It is a wonderful advantage to a man, in every pursuite or avocation, to secure an adviser in a sensible woman. In woman there is at once a subtle delicacy of tact, and a plain soundness of judgement, which are rarely combined to an equal degree in man. A woman, if she be really your friend, will have a sensitive regard for your character, honor, repute. She will seldom counsel you to do a shabby thing: for a woman friend always desires to be proud of you.
Remedy your deficiencies, and your merits will take care of themselves. Every man has in him good and evil. His good is his valiant army, his evil is his corrupt commissariat; reform the commissariat and the army will do its duty.
Never get a reputation for a small perfection if you are trying for fame in a loftier area. The world can only judge by generals, and it sees that those who pay considerable attention to minutiae seldom have their minds occupied with great things.

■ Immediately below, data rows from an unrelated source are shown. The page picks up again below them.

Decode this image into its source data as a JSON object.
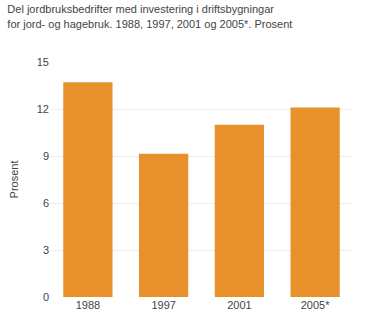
{
  "chart_data": {
    "type": "bar",
    "title": "Del jordbruksbedrifter med investering i driftsbygningar\nfor jord- og hagebruk. 1988, 1997, 2001 og 2005*. Prosent",
    "ylabel": "Prosent",
    "categories": [
      "1988",
      "1997",
      "2001",
      "2005*"
    ],
    "values": [
      13.7,
      9.15,
      11.0,
      12.1
    ],
    "color": "#E8902A",
    "ylim": [
      0,
      15
    ],
    "yticks": [
      0,
      3,
      6,
      9,
      12,
      15
    ],
    "grid": true
  }
}
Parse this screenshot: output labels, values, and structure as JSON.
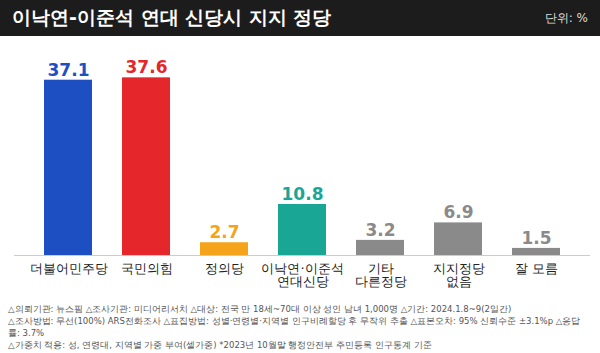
{
  "chart_data": {
    "type": "bar",
    "title": "이낙연-이준석 연대 신당시 지지 정당",
    "subtitle": "단위: %",
    "categories": [
      "더불어민주당",
      "국민의힘",
      "정의당",
      "이낙연·이준석\n연대신당",
      "기타\n다른정당",
      "지지정당\n없음",
      "잘 모름"
    ],
    "values": [
      37.1,
      37.6,
      2.7,
      10.8,
      3.2,
      6.9,
      1.5
    ],
    "colors": [
      "#1e4fc2",
      "#e5262b",
      "#f5a31a",
      "#1aa694",
      "#8a8a8a",
      "#8a8a8a",
      "#8a8a8a"
    ],
    "ylim": [
      0,
      40
    ],
    "data_labels": true,
    "tick_labels": "x",
    "grid": false,
    "notes": [
      "△의뢰기관: 뉴스핌 △조사기관: 미디어리서치 △대상: 전국 만 18세~70대 이상 성인 남녀 1,000명 △기간: 2024.1.8~9(2일간)",
      "△조사방법: 무선(100%) ARS전화조사 △표집방법: 성별·연령별·지역별 인구비례할당 후 무작위 추출 △표본오차: 95% 신뢰수준 ±3.1%p △응답률: 3.7%",
      "△가중치 적용: 성, 연령대, 지역별 가중 부여(셀가중) *2023년 10월말 행정안전부 주민등록 인구통계 기준"
    ]
  }
}
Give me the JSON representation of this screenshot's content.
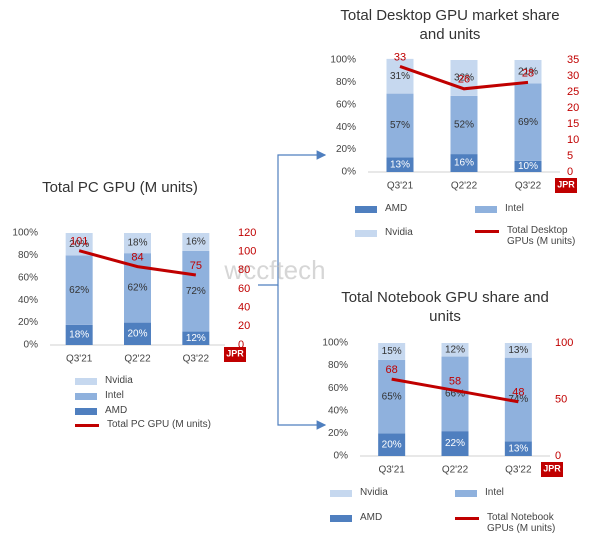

There are two lives to each of us, the life of our actions, and the life of our minds and hearts. History reveals men's deeds and their outward characters, but not themselves. There is a secret self that has its own life, unpenetrated and unguessed.
To judge human character rightly, a man may sometimes have very small experience, provided he has a very large heart.
No author ever drew a character consistent to human nature, but he was forced to ascribe to it many inconsistencies.
A good heart is better than all the heads in the world.
Love is a very contradiction of all the elements of our ordinary nature -- it makes the proud man meek -- the cheerful, sad -- the high-spirited, tame; our strongest resolutions, our hardiest energy fail before it. Believe me, you cannot prophesy of its future effect in a man from any knowledge of his past character.
Each man forms his duty according to his predominant characteristic; the stern require an avenging judge; the gentle, a forgiving father. Just so the pygmies declared that Jove himself was a pygmy.
Whatever you lend let it be your money, and not your name. Money you may get again, and, if not, you may contrive to do without it; name once lost you cannot get again.
When you borrow on your character, it is your character that you leave in pawn.
Character is money; and according as the man earns or spends the money, money in turn becomes character. As money is the most evident power in the world's uses, so the use that he makes of money is often all that the world knows about a man.